Так вот сегодня я напомнил товарищу Сталину об этой истории и спросил: «Сегодня отправим других инженеров. Какая гарантия, что и этих не попытаются поставить к стенке?»
Товарищ Сталин повернулся к Меркулову и спрашивает у него: «Кто у нас может обеспечить такую безопасность инженерам?». Тот отвечает: «Мы, конечно, Иосиф Виссарионович!» «Вот и отлично, - говорит Сталин, - значит, Вам лично надо поехать и, кстати, возглавить оперативную группу инженеров!». Попыхтел трубкой и добавил: «А то они скромные и их всякий дядя может обидеть… Вас ведь не обидят». Вот почему, совсем неожиданно Вашу тройку возглавляет Меркулов. Думаю, он этого не предвидел. Вы же из этого должны понять, какое значение придаёт Иосиф Виссарионович вашей миссии.
Алексей Ильич Морин, рукой с изящно откинутым мизинцем поправил пенсне, вежливо покашлял и спросил:
– А можно ли осведомиться, товарищ генерал, куда именно мы должны отбыть?
Генерал поднялся, вышел из-за стола, прошёлся, потёр рукой высокий лоб.
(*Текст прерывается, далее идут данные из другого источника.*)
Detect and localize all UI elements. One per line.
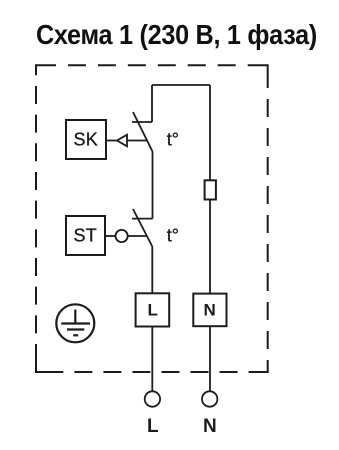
svg-text:L: L (147, 416, 159, 437)
thermostat contact t° (lower) (132, 209, 153, 247)
wire: resistor to terminal N block (209, 200, 211, 294)
resistor (heating element) (205, 180, 216, 199)
svg-text:L: L (148, 301, 158, 320)
wire: between thermostats (152, 152, 154, 219)
thermostat contact t° (upper) (132, 112, 153, 152)
device enclosure (dashed boundary) (36, 65, 268, 372)
terminal block N (193, 294, 226, 327)
wire: N block to terminal (209, 326, 211, 391)
component SK (sensor box) (66, 120, 106, 159)
mechanical linkage arrow from SK to upper contact (106, 135, 147, 147)
svg-text:t°: t° (167, 130, 179, 150)
wire: L block to terminal (151, 327, 153, 392)
terminal L (145, 391, 160, 437)
wire: right branch down to resistor (209, 85, 211, 180)
protective earth symbol (56, 304, 94, 342)
wire: left branch down to upper thermostat (151, 85, 153, 122)
svg-text:N: N (204, 301, 216, 320)
svg-text:ST: ST (74, 226, 97, 246)
svg-text:SK: SK (74, 130, 98, 150)
linkage from ST with actuator circle (105, 230, 147, 242)
svg-text:t°: t° (167, 226, 179, 246)
svg-text:N: N (203, 416, 217, 437)
wire: lower thermostat to terminal L block (151, 247, 153, 294)
terminal N (202, 391, 217, 437)
component ST (thermostat box) (66, 216, 105, 255)
schematic title (36, 19, 306, 51)
wire: top bus (152, 84, 210, 86)
terminal block L (136, 293, 170, 326)
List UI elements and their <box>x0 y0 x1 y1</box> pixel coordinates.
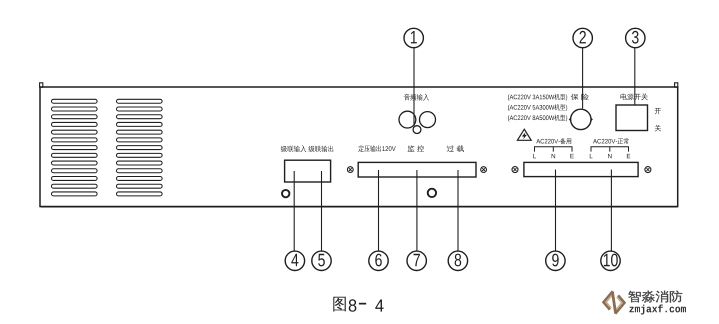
label 级联输入 级联输出 <box>281 145 333 152</box>
leader line 5 <box>321 171 323 251</box>
label 定压输出120V <box>358 145 395 152</box>
audio input jack left <box>399 111 416 128</box>
vent column 2 <box>117 99 163 196</box>
callout circle 8 <box>448 251 467 270</box>
callout circle 3 <box>626 28 645 47</box>
cascade connector J1 <box>285 160 331 182</box>
callout circle 5 <box>312 251 331 270</box>
callout circle 9 <box>546 251 565 270</box>
caption 图 8-4 <box>333 297 383 312</box>
leader line 2 <box>582 48 584 109</box>
label (AC220V 8A500W机型) <box>508 115 567 122</box>
label 电源开关 <box>621 93 648 100</box>
label (AC220V 3A150W机型) <box>508 94 567 101</box>
leader line 1 <box>413 48 415 126</box>
bracket AC220V-正常 <box>591 147 629 152</box>
screw below output terminal <box>428 189 436 197</box>
pin label L (normal) <box>590 154 593 158</box>
label (AC220V 5A300W机型) <box>508 104 567 111</box>
pin label N (normal) <box>608 154 612 158</box>
output terminal block J2 <box>358 162 476 177</box>
label 监 控 <box>408 145 424 152</box>
callout circle 2 <box>573 28 592 47</box>
screw below cascade connector <box>282 190 289 197</box>
leader line 9 <box>555 170 557 252</box>
callout circle 1 <box>404 28 423 47</box>
pin label N (backup) <box>552 154 556 158</box>
watermark logo icon <box>604 291 625 314</box>
label AC220V-正常 <box>593 138 629 144</box>
vent column 1 <box>52 99 98 196</box>
label AC220V-备用 <box>536 138 571 144</box>
screw left of output terminal <box>347 167 353 173</box>
audio input jack right <box>420 112 436 128</box>
pin label E (normal) <box>627 154 630 158</box>
label 保 险 <box>571 94 589 101</box>
callout circle 7 <box>407 251 426 270</box>
leader line 7 <box>416 170 418 251</box>
watermark text zmjaxf.com <box>629 305 686 315</box>
watermark text 智淼消防 <box>628 290 682 302</box>
mounting tab left <box>40 83 43 87</box>
warning triangle symbol <box>517 129 531 140</box>
callout circle 6 <box>369 251 388 270</box>
label 音频输入 <box>404 94 429 101</box>
bracket AC220V-备用 <box>535 147 573 152</box>
screw right of output terminal <box>481 167 487 173</box>
mounting tab right <box>675 83 678 87</box>
screw left of AC terminal block <box>512 167 518 173</box>
fuse holder F1 <box>570 109 593 129</box>
pin label L (backup) <box>533 154 536 158</box>
pin label E (backup) <box>570 154 573 158</box>
AC terminal block J3 <box>524 162 638 176</box>
callout circle 4 <box>285 251 304 270</box>
callout circle 10 <box>601 251 620 270</box>
leader line 3 <box>634 48 636 105</box>
label 过 载 <box>447 145 464 152</box>
leader line 6 <box>378 170 380 251</box>
leader line 8 <box>457 170 459 251</box>
label 开 <box>655 108 661 114</box>
power switch S1 <box>616 105 648 131</box>
audio input small jack <box>413 126 421 134</box>
panel outline <box>40 87 678 207</box>
leader line 4 <box>293 171 295 251</box>
label 关 <box>655 125 661 132</box>
leader line 10 <box>610 170 612 252</box>
screw right of AC terminal block <box>645 167 651 173</box>
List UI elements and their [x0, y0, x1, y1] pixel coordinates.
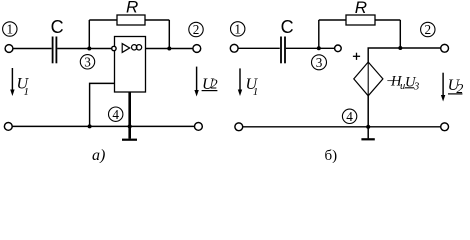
svg-text:1: 1: [24, 86, 30, 98]
output junction dot (circuit a): [167, 47, 171, 51]
svg-text:4: 4: [346, 109, 353, 124]
wire R down to top node (circuit b): [399, 20, 401, 48]
wire terminal1 to C: [13, 48, 52, 50]
op-amp triangle symbol: [122, 44, 130, 53]
svg-text:C: C: [51, 17, 64, 37]
terminal 2 (circuit b): [441, 44, 449, 52]
ground bar (circuit a): [122, 139, 137, 141]
U2 arrow (circuit a): [194, 67, 198, 97]
node 3 label (circled 3, circuit a): [80, 54, 94, 69]
U2 label underlined (circuit a): [202, 76, 218, 93]
wire diamond bottom to rail and ground: [367, 96, 369, 139]
plus sign of source: [353, 53, 360, 60]
svg-text:R: R: [126, 0, 138, 17]
svg-text:б): б): [325, 148, 338, 163]
node 4 label (circled 4, circuit b): [342, 109, 356, 124]
U1 arrow (circuit a): [10, 68, 14, 96]
resistor R (circuit a): [117, 15, 145, 25]
svg-text:1: 1: [253, 86, 258, 98]
junction dot lower input on rail: [88, 124, 92, 128]
svg-text:2: 2: [425, 22, 432, 37]
node 3 junction dot (circuit a): [87, 47, 91, 51]
U2 underline (circuit a): [202, 90, 218, 92]
terminal bottom-right (circuit a): [195, 123, 203, 131]
svg-text:a): a): [92, 147, 105, 163]
U1 label (circuit a): [17, 76, 30, 98]
wire R left lead (circuit b): [319, 19, 346, 21]
svg-text:3: 3: [316, 55, 323, 70]
junction dot rail (circuit b): [366, 125, 370, 129]
open terminal end (node 3 side): [335, 45, 342, 52]
node 4 label (circled 4, circuit a): [109, 107, 123, 122]
terminal bottom-right (circuit b): [441, 123, 449, 131]
ground bar (circuit b): [361, 138, 374, 140]
capacitor C (circuit b): [281, 37, 285, 64]
terminal 1 (circuit a): [5, 45, 13, 53]
op-amp common lead (thick): [128, 92, 131, 139]
node 3 label (circled 3, circuit b): [312, 55, 327, 70]
wire op-amp output to terminal 2: [146, 48, 194, 50]
U1 arrow (circuit b): [238, 68, 242, 96]
wire through diamond: [367, 62, 369, 96]
U1 label (circuit b): [246, 76, 259, 98]
source value label -HuU3: [386, 73, 420, 92]
op-amp infinity symbol: [132, 45, 142, 50]
wire terminal1 to C (circuit b): [238, 47, 280, 49]
node 1 label (circled 1, circuit b): [231, 22, 245, 37]
U2 underline (circuit b): [448, 93, 462, 95]
svg-text:3: 3: [413, 82, 419, 93]
wire R right lead (circuit b): [375, 19, 400, 21]
node 3 junction dot (circuit b): [317, 46, 321, 50]
svg-text:3: 3: [84, 54, 91, 69]
U2 label underlined (circuit b): [448, 77, 464, 97]
terminal 1 (circuit b): [230, 44, 238, 52]
junction dot common on rail: [128, 124, 132, 128]
svg-text:2: 2: [193, 22, 200, 37]
svg-text:1: 1: [7, 22, 14, 37]
node 1 label (circled 1, circuit a): [3, 22, 17, 37]
dependent source E1 diamond (circuit b): [354, 62, 383, 96]
U3 underline in source label: [405, 87, 414, 89]
capacitor C (circuit a): [53, 37, 57, 64]
wire C to op-amp input: [57, 48, 112, 50]
node 2 label (circled 2, circuit b): [421, 22, 435, 37]
wire node3 up to R (circuit b): [318, 20, 320, 48]
op-amp input circle: [112, 46, 116, 50]
wire R left lead: [89, 19, 117, 21]
junction dot top (circuit b): [398, 46, 402, 50]
U2 arrow (circuit b): [441, 73, 445, 102]
wire node3 up to R: [88, 20, 90, 49]
bottom rail wire (circuit a): [12, 125, 194, 127]
terminal 2 (circuit a): [193, 45, 201, 53]
terminal bottom-left (circuit a): [4, 123, 12, 131]
svg-text:C: C: [281, 17, 294, 37]
svg-text:2: 2: [456, 82, 463, 97]
svg-text:1: 1: [234, 22, 241, 37]
op-amp U1 body (circuit a): [115, 37, 146, 93]
wire R right lead: [145, 19, 169, 21]
wire C to open node (circuit b): [286, 47, 335, 49]
bottom rail wire (circuit b): [243, 126, 441, 128]
svg-text:4: 4: [112, 107, 119, 122]
node 2 label (circled 2, circuit a): [189, 22, 203, 37]
wire op-amp lower input to ground rail: [90, 83, 115, 126]
resistor R (circuit b): [346, 15, 375, 25]
svg-text:R: R: [355, 0, 367, 17]
terminal bottom-left (circuit b): [235, 123, 243, 131]
top wire corner to terminal 2 (circuit b): [368, 48, 441, 62]
wire R down to output node: [168, 20, 170, 49]
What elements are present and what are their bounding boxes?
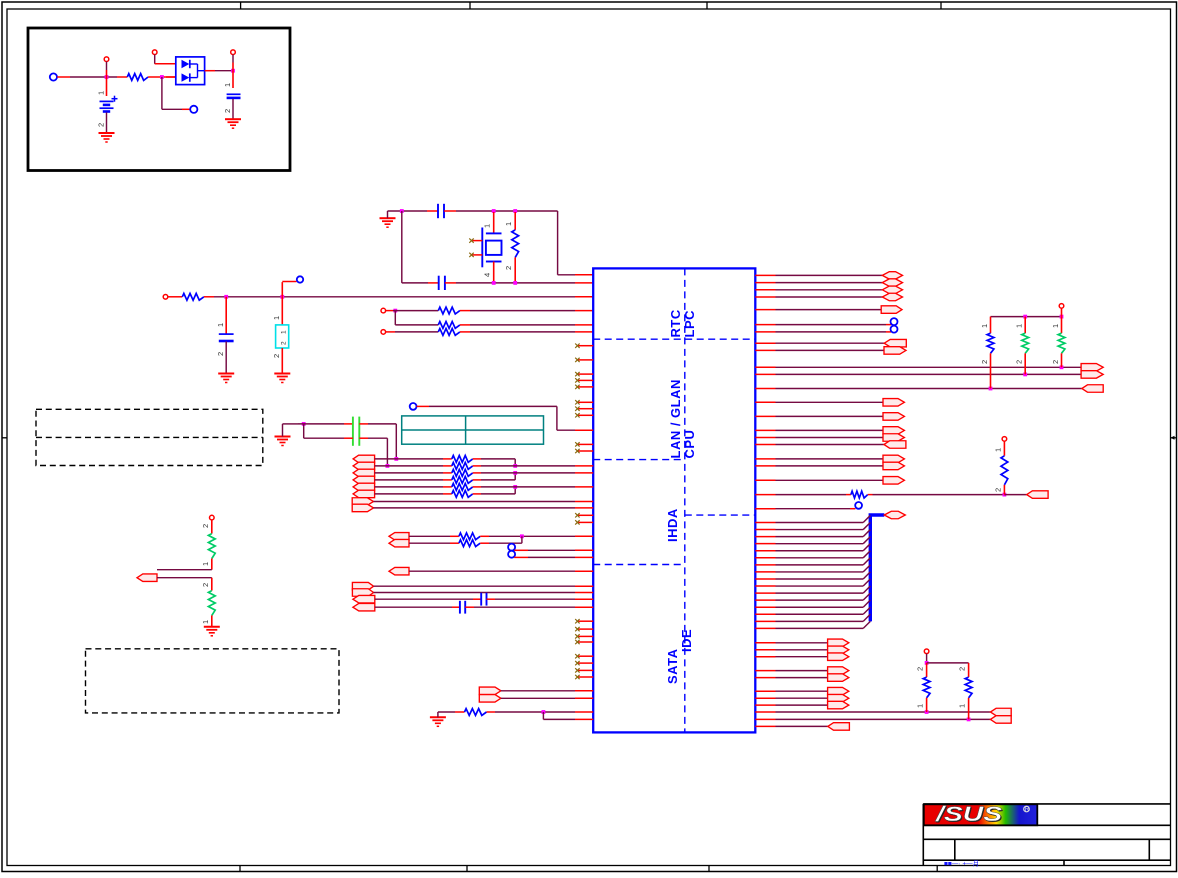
svg-text:1: 1 bbox=[483, 224, 492, 228]
svg-text:1: 1 bbox=[281, 330, 288, 334]
svg-text:2: 2 bbox=[958, 667, 967, 671]
svg-text:R: R bbox=[1025, 807, 1030, 813]
svg-text:1: 1 bbox=[504, 222, 513, 226]
svg-text:2: 2 bbox=[1015, 360, 1024, 364]
svg-text:SATA: SATA bbox=[665, 648, 680, 684]
svg-text:2: 2 bbox=[272, 354, 281, 358]
svg-text:1: 1 bbox=[201, 620, 210, 624]
svg-text:1: 1 bbox=[994, 448, 1003, 452]
svg-text:IDE: IDE bbox=[679, 629, 694, 652]
svg-text:1: 1 bbox=[216, 323, 225, 327]
svg-text:1: 1 bbox=[272, 316, 281, 320]
svg-text:1: 1 bbox=[980, 324, 989, 328]
svg-text:RTC: RTC bbox=[668, 309, 683, 337]
svg-text:2: 2 bbox=[97, 123, 106, 127]
svg-text:1: 1 bbox=[201, 562, 210, 566]
svg-text:1: 1 bbox=[97, 91, 106, 95]
svg-text:1: 1 bbox=[1051, 324, 1060, 328]
svg-text:1: 1 bbox=[958, 704, 967, 708]
svg-text:CPU: CPU bbox=[682, 430, 697, 459]
svg-text:LAN / GLAN: LAN / GLAN bbox=[668, 379, 683, 458]
svg-text:LPC: LPC bbox=[682, 310, 697, 338]
svg-text:2: 2 bbox=[281, 341, 288, 345]
svg-text:2: 2 bbox=[994, 488, 1003, 492]
svg-text:2: 2 bbox=[201, 583, 210, 587]
svg-text:/SUS: /SUS bbox=[935, 802, 1003, 826]
svg-text:2: 2 bbox=[216, 352, 225, 356]
svg-text:1: 1 bbox=[916, 704, 925, 708]
svg-text:IHDA: IHDA bbox=[665, 508, 680, 542]
svg-text:1: 1 bbox=[1015, 324, 1024, 328]
svg-text:2: 2 bbox=[223, 109, 232, 113]
svg-text:2: 2 bbox=[980, 360, 989, 364]
svg-text:2: 2 bbox=[916, 667, 925, 671]
svg-text:2: 2 bbox=[1051, 360, 1060, 364]
svg-text:■■—· +—月: ■■—· +—月 bbox=[944, 860, 979, 868]
svg-text:4: 4 bbox=[483, 273, 492, 277]
svg-text:2: 2 bbox=[201, 524, 210, 528]
svg-text:2: 2 bbox=[504, 266, 513, 270]
svg-text:1: 1 bbox=[223, 83, 232, 87]
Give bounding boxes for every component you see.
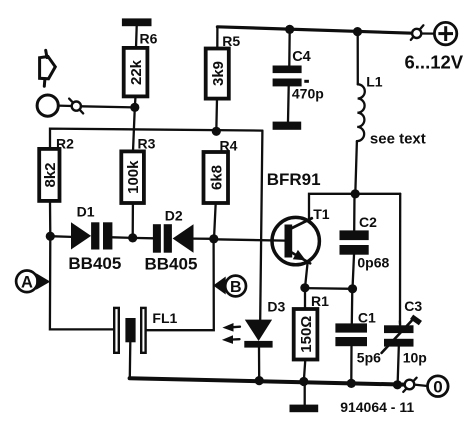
svg-text:3k9: 3k9: [210, 61, 227, 86]
svg-text:R3: R3: [138, 136, 156, 152]
node junction C2 bottom C1 top: [348, 284, 357, 293]
resistor R4 6k8: [204, 138, 238, 239]
resistor R2 8k2: [39, 136, 74, 237]
svg-text:FL1: FL1: [152, 310, 177, 326]
wire bias rail y130 R2 to D3 column: [50, 129, 262, 149]
svg-text:100k: 100k: [125, 160, 142, 194]
varicap diode D2 BB405: [133, 207, 214, 273]
plus supply terminal circle: [405, 22, 464, 72]
resistor R6 22k: [124, 31, 158, 108]
wire A column down to FL1: [50, 236, 113, 329]
svg-text:8k2: 8k2: [42, 162, 59, 187]
ceramic filter FL1: [114, 308, 177, 378]
wire base from node B to T1: [214, 239, 285, 240]
svg-text:150Ω: 150Ω: [298, 316, 315, 353]
wire D3 column from bias rail down: [260, 131, 262, 320]
node junction R1 ground rail: [299, 377, 308, 386]
supply connector small circle with slash: [411, 25, 435, 40]
node junction C3 ground rail: [393, 380, 402, 389]
node A symbol: [16, 271, 50, 293]
resistor R5 3k9: [206, 27, 241, 132]
svg-text:see text: see text: [370, 131, 426, 148]
svg-text:6...12V: 6...12V: [405, 52, 464, 73]
capacitor C4 470p: [273, 30, 324, 130]
svg-text:A: A: [21, 273, 33, 291]
varicap diode D1 BB405: [50, 203, 132, 273]
svg-text:BB405: BB405: [68, 254, 121, 273]
wire collector rail T1 to L1 to C3: [309, 194, 400, 222]
node junction R6/R3/input: [130, 103, 139, 152]
svg-text:6k8: 6k8: [208, 165, 225, 190]
wire C3 column from collector rail: [399, 194, 402, 324]
svg-text:BB405: BB405: [145, 255, 198, 274]
supply bar above R6: [122, 18, 152, 48]
svg-text:10p: 10p: [403, 350, 427, 366]
node junction A dot on left column: [46, 232, 55, 241]
capacitor C2 0p68: [340, 194, 390, 289]
svg-text:0: 0: [433, 378, 442, 397]
node junction R5/R4/bias rail: [212, 127, 221, 136]
input connector small circle with slash: [69, 99, 135, 114]
svg-text:D3: D3: [267, 299, 285, 315]
wire bottom ground rail: [130, 378, 405, 384]
ground symbol below R1: [290, 384, 319, 412]
svg-text:R5: R5: [222, 33, 240, 49]
caption 914064-11: [340, 399, 414, 415]
node B symbol: [213, 276, 246, 297]
svg-text:C3: C3: [404, 298, 422, 314]
resistor R1 150ohm: [294, 288, 329, 382]
svg-text:C1: C1: [358, 309, 376, 325]
node junction D2/R4/B/base: [209, 234, 218, 243]
svg-text:BFR91: BFR91: [267, 170, 321, 189]
svg-text:22k: 22k: [128, 59, 145, 85]
capacitor C1 5p6: [335, 289, 381, 384]
inductor L1: [355, 32, 425, 194]
svg-text:D1: D1: [77, 203, 95, 219]
svg-text:5p6: 5p6: [357, 350, 381, 366]
node junction C4 top rail: [285, 25, 294, 34]
svg-text:R4: R4: [220, 138, 238, 154]
resistor R3 100k: [121, 136, 155, 238]
svg-text:L1: L1: [366, 74, 383, 90]
svg-text:C2: C2: [359, 214, 377, 230]
svg-text:914064 - 11: 914064 - 11: [340, 399, 414, 415]
input terminal circle: [37, 95, 72, 116]
led D3: [244, 299, 285, 381]
node junction D3 ground rail: [255, 376, 264, 385]
trimmer capacitor C3 10p: [382, 298, 427, 385]
svg-text:R2: R2: [56, 136, 74, 152]
svg-text:R1: R1: [311, 293, 329, 309]
svg-text:D2: D2: [165, 207, 183, 223]
wire top rail from R5 to +terminal: [217, 27, 412, 33]
node junction C1 ground rail: [347, 379, 356, 388]
svg-text:R6: R6: [140, 31, 158, 47]
output 0V terminal circle: [428, 376, 449, 397]
node junction emitter R1: [300, 283, 352, 292]
output connector small circle with slash: [403, 378, 427, 392]
node junction L1 bottom collector: [351, 189, 360, 198]
led D3 emission arrows: [222, 323, 240, 344]
wire B column FL1 right to D2 node: [147, 239, 214, 330]
svg-text:B: B: [230, 279, 242, 296]
input block arrow symbol: [40, 50, 56, 86]
svg-text:0p68: 0p68: [357, 255, 389, 271]
svg-text:T1: T1: [313, 206, 330, 222]
node junction D1/D2/R3: [128, 233, 137, 242]
node junction L1 top rail: [353, 27, 362, 36]
svg-text:470p: 470p: [292, 86, 324, 102]
svg-text:C4: C4: [292, 49, 311, 65]
transistor T1 BFR91: [267, 170, 330, 288]
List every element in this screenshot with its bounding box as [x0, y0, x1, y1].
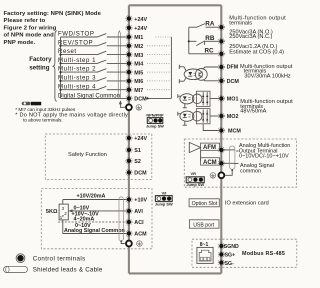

– Об этом, кроме нас, никто не должен знать. Даже в ваших командировочных предписаниях будет указано, что вы поступаете в распоряжение Меркулова. Без указания пункта назначения. Вылетите самолётом… Железная дорога перерезана… Котляр словно выдавил из себя: … в Ленинград.
– Что?
– Да. Положение пока ещё не катастрофическое, но очень сложное. Поэтому меры надо предпринимать уже сейчас… Вам нужно поторопиться. Получите документы, командировочные. К тринадцати ноль-ноль вам надо быть на Центральном аэродроме. Я распоряжусь, чтобы вам дали мою машину.
Мы попрощались.
Когда все формальности были завершены, спустились во двор и по Москве – озарённой ярким солнцем, но угрюмой после жестокого налёта – на тёмно-синем ЗИСе помчались на аэродром. К часу мы были на месте.
Приказ на посадку
Через полчаса прибыл заместитель наркома Берии – Меркулов. За прямоугольными стекляшками пенсне – глаза не рассмотришь. Средний рост. Надменно вскинутая голова. Отчуждённо внимательная и тем подчёркнутая холодность.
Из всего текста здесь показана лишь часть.